Curtis v. American Surety Co.

Brewster, J.

(dissenting). The facts which have given rise to the questions presented by these appeals are not in controversy. They may be summarized as follows: On three occasions while one Roberson, was holding the office of Supervisor of the Town of Sanford in Broome County, he defrauded plaintiff of considerable sums of money by issuing and delivering to her false, fraudulent and forged documents purporting to be, and upon their face appearing to be, duly authorized certificates of indebtedness of said town. On their face they were, ostensibly, countersigned by the town clerk and recited that they had been duly issued for the purchase of machinery under section 266 of the Highway Law. The plaintiff paid in money to said Roberson the stated principal amounts of said certificates. She did not sell or deliver any of the machinery for the purchase price of which the certificates purported to have been issued. During all the time of the aforesaid occasions defendant was surety upon subsisting general supervisor bonds of said Roberson. The third and last certificate which Roberson uttered to plaintiff was dated December 19, 1944, and he committed suicide the following February 27th. The three certificates and their town clerk countersignature not only were wholly false and forged but had they been issued by official action, there was no authority in law for their sale and delivery to plaintiff under the facts related. They could have been legally issued only to a vendor on account of the purchase of machinery et cetera. (Highway Law, §§ 266,142.)

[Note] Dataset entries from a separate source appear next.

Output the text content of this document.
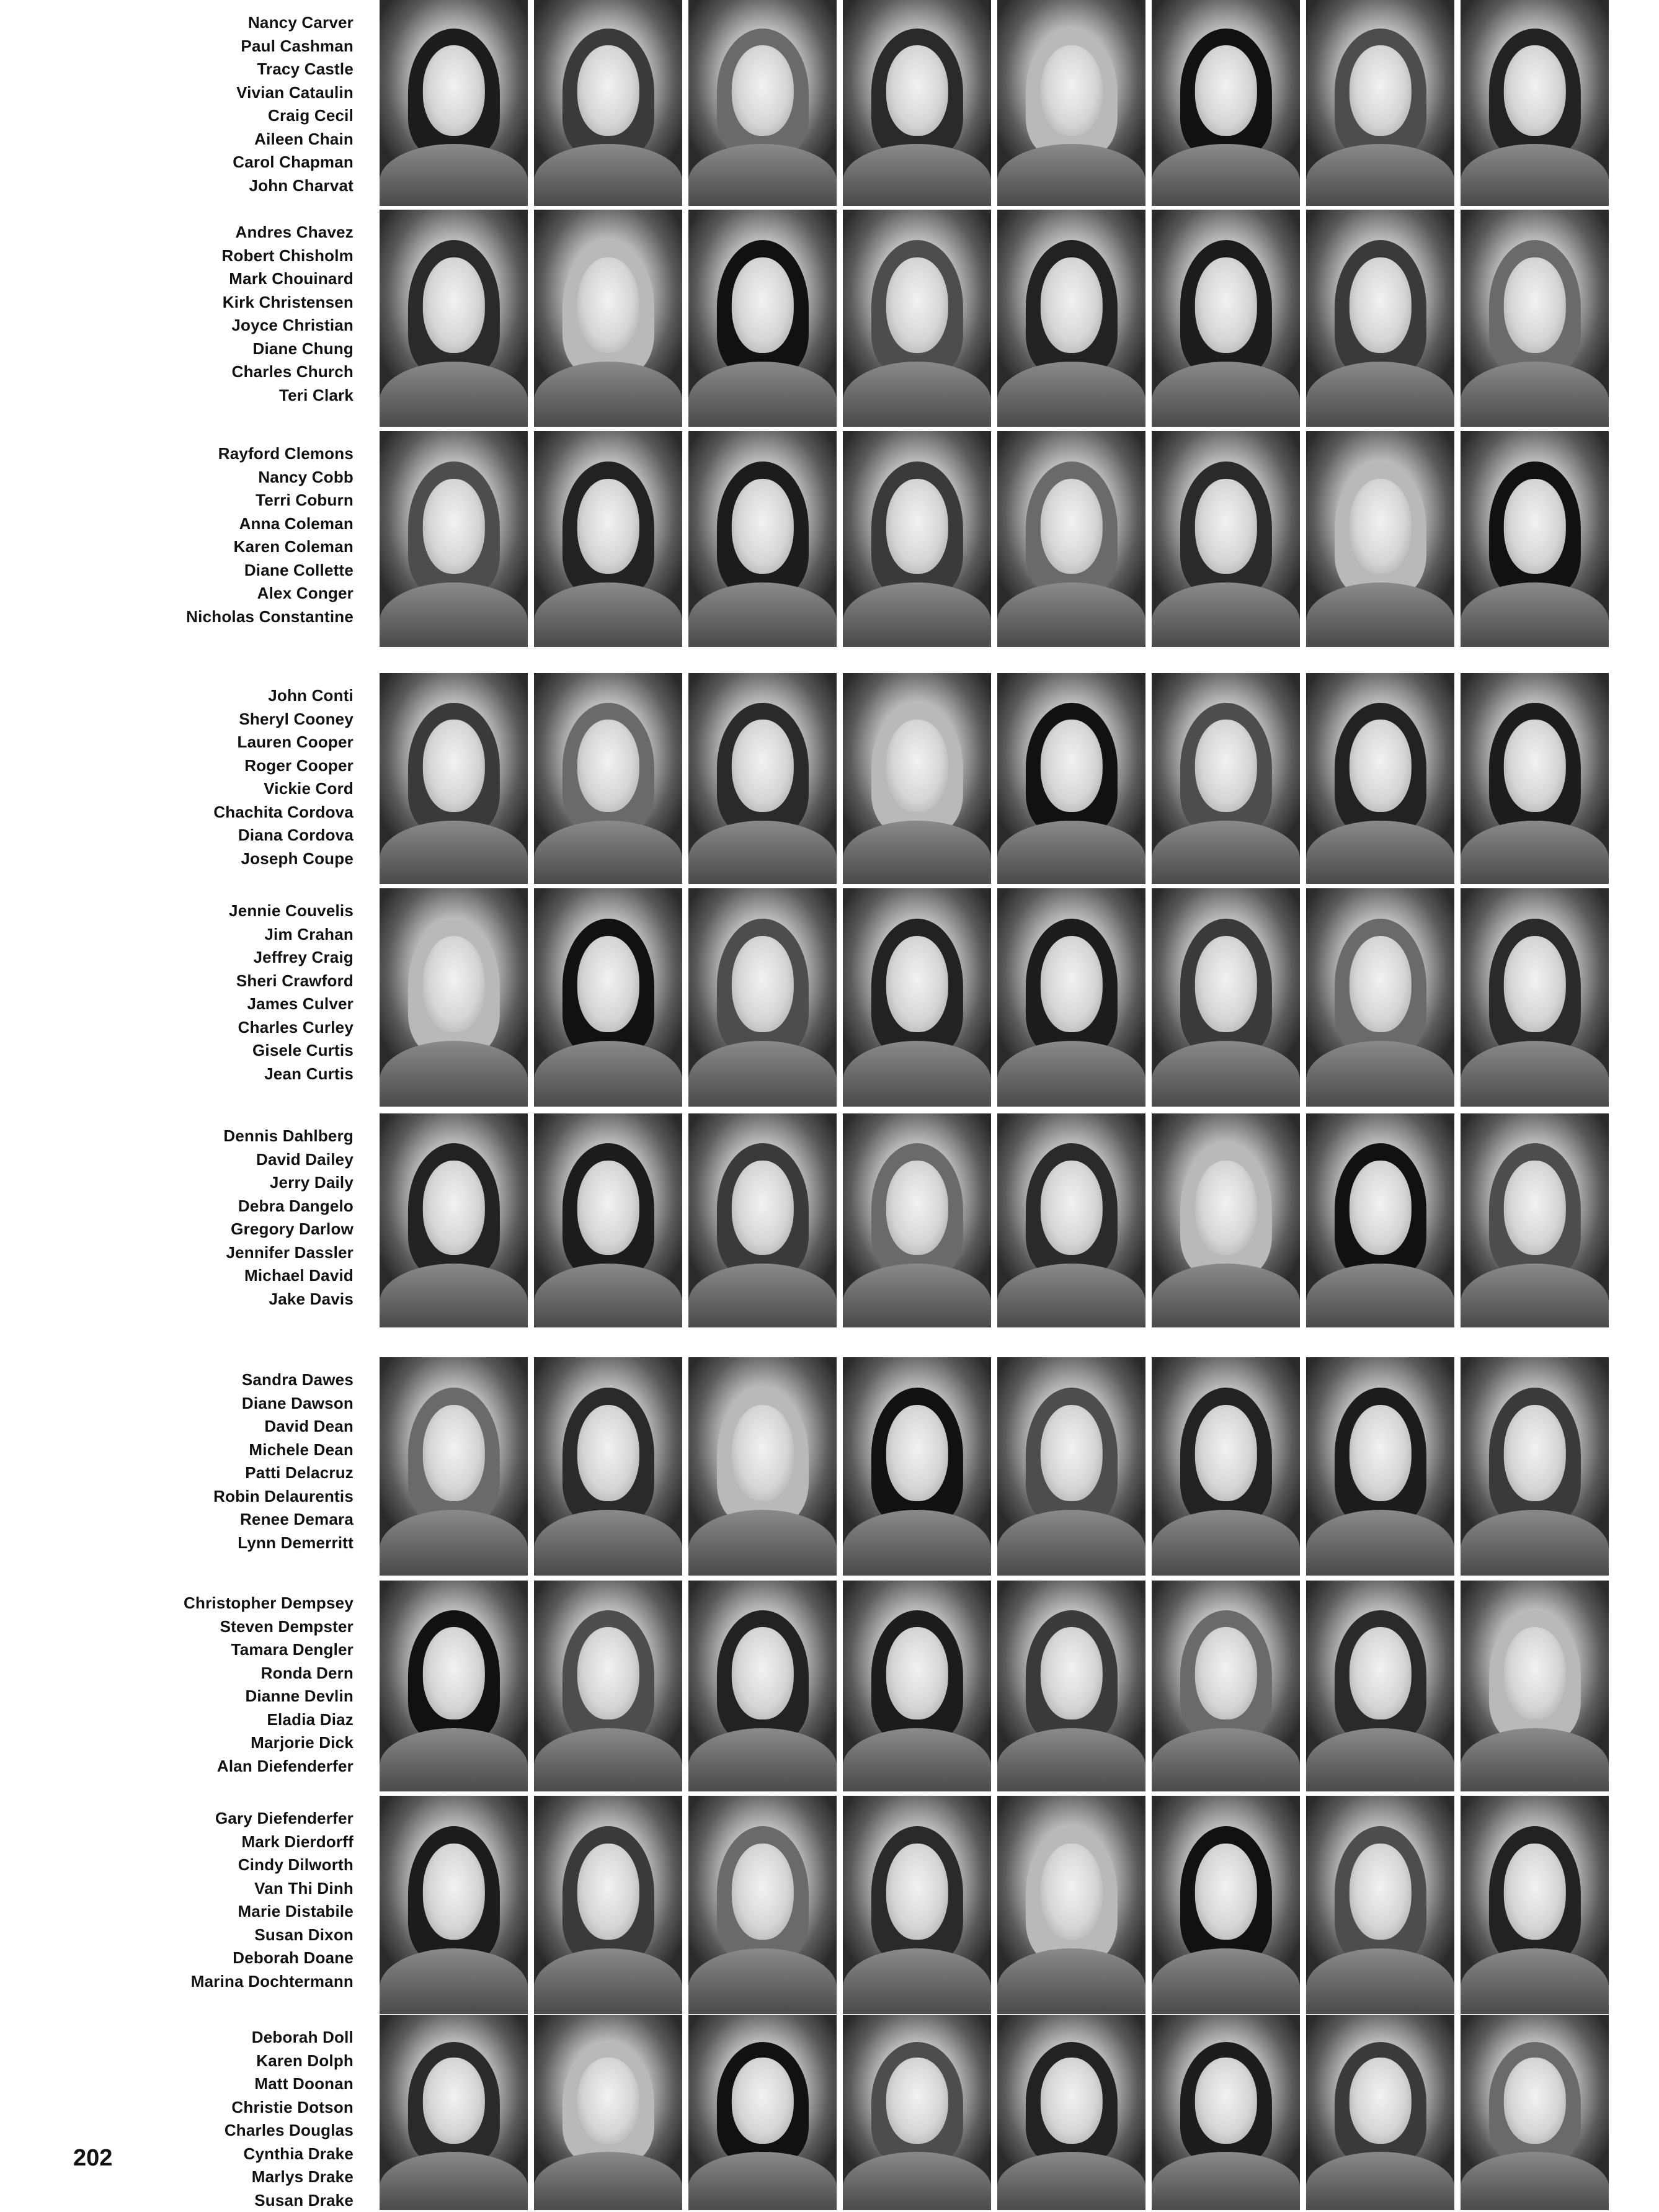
Nancy Carver
Paul Cashman
Tracy Castle
Vivian Cataulin
Craig Cecil
Aileen Chain
Carol Chapman
John Charvat
Andres Chavez
Robert Chisholm
Mark Chouinard
Kirk Christensen
Joyce Christian
Diane Chung
Charles Church
Teri Clark
Rayford Clemons
Nancy Cobb
Terri Coburn
Anna Coleman
Karen Coleman
Diane Collette
Alex Conger
Nicholas Constantine
John Conti
Sheryl Cooney
Lauren Cooper
Roger Cooper
Vickie Cord
Chachita Cordova
Diana Cordova
Joseph Coupe
Jennie Couvelis
Jim Crahan
Jeffrey Craig
Sheri Crawford
James Culver
Charles Curley
Gisele Curtis
Jean Curtis
Dennis Dahlberg
David Dailey
Jerry Daily
Debra Dangelo
Gregory Darlow
Jennifer Dassler
Michael David
Jake Davis
Sandra Dawes
Diane Dawson
David Dean
Michele Dean
Patti Delacruz
Robin Delaurentis
Renee Demara
Lynn Demerritt
Christopher Dempsey
Steven Dempster
Tamara Dengler
Ronda Dern
Dianne Devlin
Eladia Diaz
Marjorie Dick
Alan Diefenderfer
Gary Diefenderfer
Mark Dierdorff
Cindy Dilworth
Van Thi Dinh
Marie Distabile
Susan Dixon
Deborah Doane
Marina Dochtermann
Deborah Doll
Karen Dolph
Matt Doonan
Christie Dotson
Charles Douglas
Cynthia Drake
Marlys Drake
Susan Drake
202
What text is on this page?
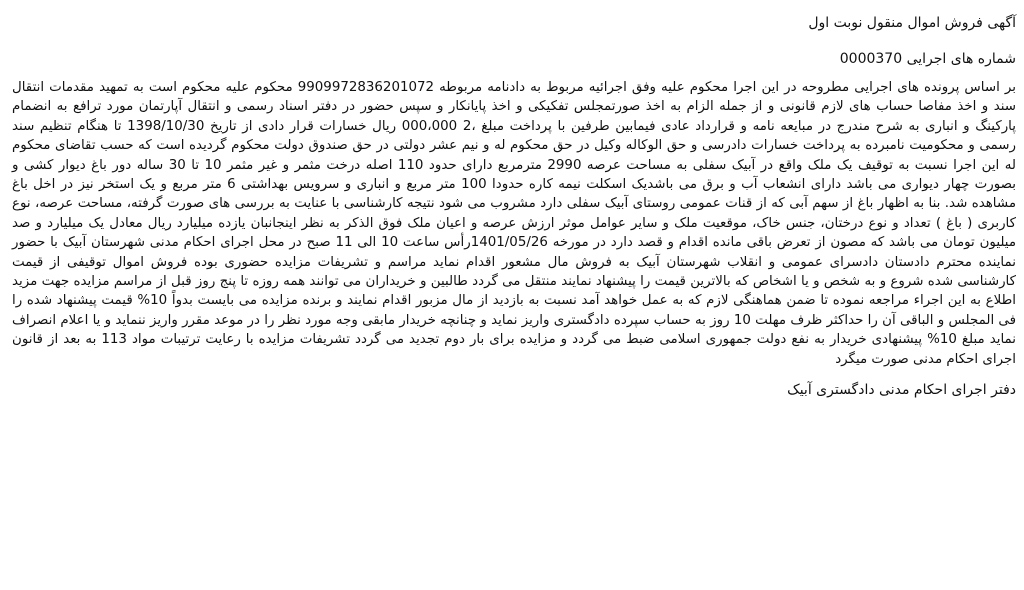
آگهی فروش اموال منقول نوبت اول

شماره های اجرایی 0000370

بر اساس پرونده های اجرایی مطروحه در این اجرا محکوم علیه وفق اجرائیه مربوط به دادنامه مربوطه 9909972836201072 محکوم علیه محکوم است به تمهید مقدمات انتقال سند و اخذ مفاصا حساب های لازم قانونی و از جمله الزام به اخذ صورتمجلس تفکیکی و اخذ پایانکار و سپس حضور در دفتر اسناد رسمی و انتقال آپارتمان مورد ترافع به انضمام پارکینگ و انباری به شرح مندرج در مبایعه نامه و قرارداد عادی فیمابین طرفین با پرداخت مبلغ ،2 000،000 ریال خسارات قرار دادی از تاریخ 1398/10/30 تا هنگام تنظیم سند رسمی و محکومیت نامبرده به پرداخت خسارات دادرسی و حق الوکاله وکیل در حق محکوم له و نیم عشر دولتی در حق صندوق دولت محکوم گردیده است که حسب تقاضای محکوم له این اجرا نسبت به توقیف یک ملک واقع در آبیک سفلی به مساحت عرصه 2990 مترمربع دارای حدود 110 اصله درخت مثمر و غیر مثمر 10 تا 30 ساله دور باغ دیوار کشی و بصورت چهار دیواری می باشد دارای انشعاب آب و برق می باشدیک اسکلت نیمه کاره حدودا 100 متر مربع و انباری و سرویس بهداشتی 6 متر مربع و یک استخر نیز در اخل باغ مشاهده شد. بنا به اظهار باغ از سهم آبی که از قنات عمومی روستای آبیک سفلی دارد مشروب می شود نتیجه کارشناسی با عنایت به بررسی های صورت گرفته، مساحت عرصه، نوع کاربری ( باغ ) تعداد و نوع درختان، جنس خاک، موقعیت ملک و سایر عوامل موثر ارزش عرصه و اعیان ملک فوق الذکر به نظر اینجانبان یازده میلیارد ریال معادل یک میلیارد و صد میلیون تومان می باشد که مصون از تعرض باقی مانده اقدام و قصد دارد در مورخه 1401/05/26رأس ساعت 10 الی 11 صبح در محل اجرای احکام مدنی شهرستان آبیک با حضور نماینده محترم دادستان دادسرای عمومی و انقلاب شهرستان آبیک به فروش مال مشعور اقدام نماید مراسم و تشریفات مزایده حضوری بوده فروش اموال توقیفی از قیمت کارشناسی شده شروع و به شخص و یا اشخاص که بالاترین قیمت را پیشنهاد نمایند منتقل می گردد طالبین و خریداران می توانند همه روزه تا پنج روز قبل از مراسم مزایده جهت مزید اطلاع به این اجراء مراجعه نموده تا ضمن هماهنگی لازم که به عمل خواهد آمد نسبت به بازدید از مال مزبور اقدام نمایند و برنده مزایده می بایست بدواً 10% قیمت پیشنهاد شده را فی المجلس و الباقی آن را حداکثر ظرف مهلت 10 روز به حساب سپرده دادگستری واریز نماید و چنانچه خریدار مابقی وجه مورد نظر را در موعد مقرر واریز ننماید و یا اعلام انصراف نماید مبلغ 10% پیشنهادی خریدار به نفع دولت جمهوری اسلامی ضبط می گردد و مزایده برای بار دوم تجدید می گردد تشریفات مزایده با رعایت ترتیبات مواد 113 به بعد از قانون اجرای احکام مدنی صورت میگرد

دفتر اجرای احکام مدنی دادگستری آبیک
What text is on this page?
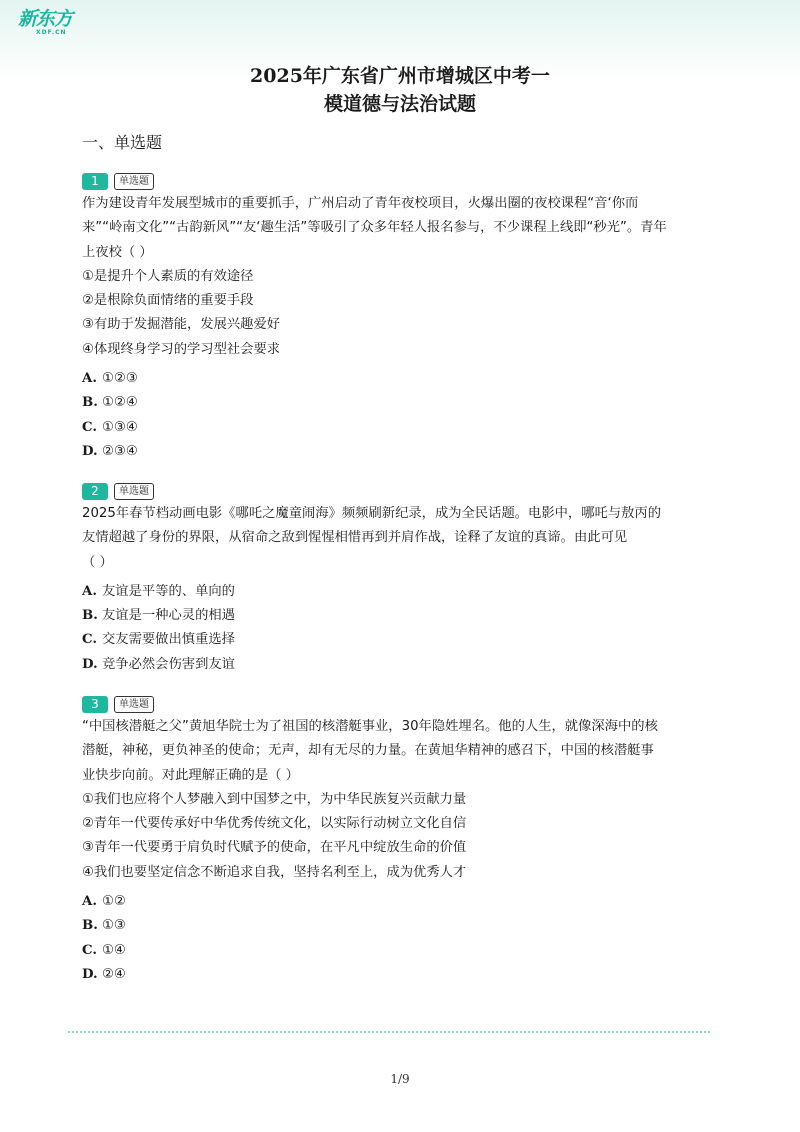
新东方
XDF.CN
2025年广东省广州市增城区中考一
模道德与法治试题
一、单选题
1	单选题
作为建设青年发展型城市的重要抓手，广州启动了青年夜校项目，火爆出圈的夜校课程“音‘你而
来”“岭南文化”“古韵新风”“友‘趣生活”等吸引了众多年轻人报名参与，不少课程上线即“秒光”。青年
上夜校（ ）
①是提升个人素质的有效途径
②是根除负面情绪的重要手段
③有助于发掘潜能，发展兴趣爱好
④体现终身学习的学习型社会要求
A. ①②③
B. ①②④
C. ①③④
D. ②③④
2	单选题
2025年春节档动画电影《哪吒之魔童闹海》频频刷新纪录，成为全民话题。电影中，哪吒与敖丙的
友情超越了身份的界限，从宿命之敌到惺惺相惜再到并肩作战，诠释了友谊的真谛。由此可见
（ ）
A. 友谊是平等的、单向的
B. 友谊是一种心灵的相遇
C. 交友需要做出慎重选择
D. 竞争必然会伤害到友谊
3	单选题
“中国核潜艇之父”黄旭华院士为了祖国的核潜艇事业，30年隐姓埋名。他的人生，就像深海中的核
潜艇，神秘，更负神圣的使命；无声，却有无尽的力量。在黄旭华精神的感召下，中国的核潜艇事
业快步向前。对此理解正确的是（ ）
①我们也应将个人梦融入到中国梦之中，为中华民族复兴贡献力量
②青年一代要传承好中华优秀传统文化，以实际行动树立文化自信
③青年一代要勇于肩负时代赋予的使命，在平凡中绽放生命的价值
④我们也要坚定信念不断追求自我，坚持名利至上，成为优秀人才
A. ①②
B. ①③
C. ①④
D. ②④
1/9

The pertinent conditions of the bonds upon which plaintiff has been given leave to prosecute and upon which she has instituted action against the defendant as surety, are that “the above bounden principal shall well and faithfully discharge the duties of his office and promptly account for and pay over all moneys or property received by him as such officer, in accordance with law * * Certainly the moneys, the principal received from plaintiff, were not received by him in any official capacity so we are concerned only with an admeasurement of his conduct as regards the prescribed standard of his " discharge [of] the duties of his office”.

Whatever may have been a change or relaxation in the rule in other jurisdictions the rule obtains here that, in the absence of ambiguity, the liability of a surety may not, by judicial construction, be extended beyond its express terms. When the condition is explicit and clear the rule of strict construction still obtains. To uphold the orders appealed from we must find that the misdeeds of Roberson constituted some dereliction or default in the discharge of his duties as Supervisor of the Town of Sanford. The faithful discharge of the duties of an office may in a broad sense include the concept of refraining from the misbehavior here shown. But the duty there envisioned is one owed to society and does not arise from, nor is it peculiar to any affirmative act called for in discharge of the duties of the office. To relate the criminal acts disclosed to official duty would be to hold that the mere false pretense of an ¡official act was, as regards the liability of a surety, in law, within the ambit of jthe discharge of official duty. Such we may not say was within the terms or contemplations of the contracts of suretyship. In no permitted view of the *1080matter may it be said that misbehavior which is wholly personal comes within the scope of official duty even though, during tenure, the indicia or vestments of an office are employed in the perpetration of the offense. (People v. Pennock, 60 N. Y. 421, 426; Ward v. Stahl, 81 N. Y. 406, 408; Town of Whitestown v. Title Guaranty & S. Co., 72 Misc. 498, affd. 148 App. Div. 900, affd. 209 N. Y. 512; People ex rel. Comstock v. Lucas, 93 N. Y. 585; Eckstein v. Massachusetts Bonding & Ins. Co., 281 N. Y. 435.)

It follows that the order which denied the surety’s application to vacate the ex parte order which granted leave to plaintiff to prosecute the official bonds, should be reversed and said application granted upon the showing made that the ex parte order ought not to have been granted (Public Officers Law, art. 2-A, § 21); and the order denying the motion to dismiss the complaint should be reversed and the motion granted.

Hill, P. J., Heffernan and Russell, JJ., concur in decision; Brewster, J., dissents in an opinion in which Poster, J., concurs.

Orders affirmed upon the authority of Matter of United States (Century Ind. Co.) (282 N. Y. 95). [188 Misc. 107.]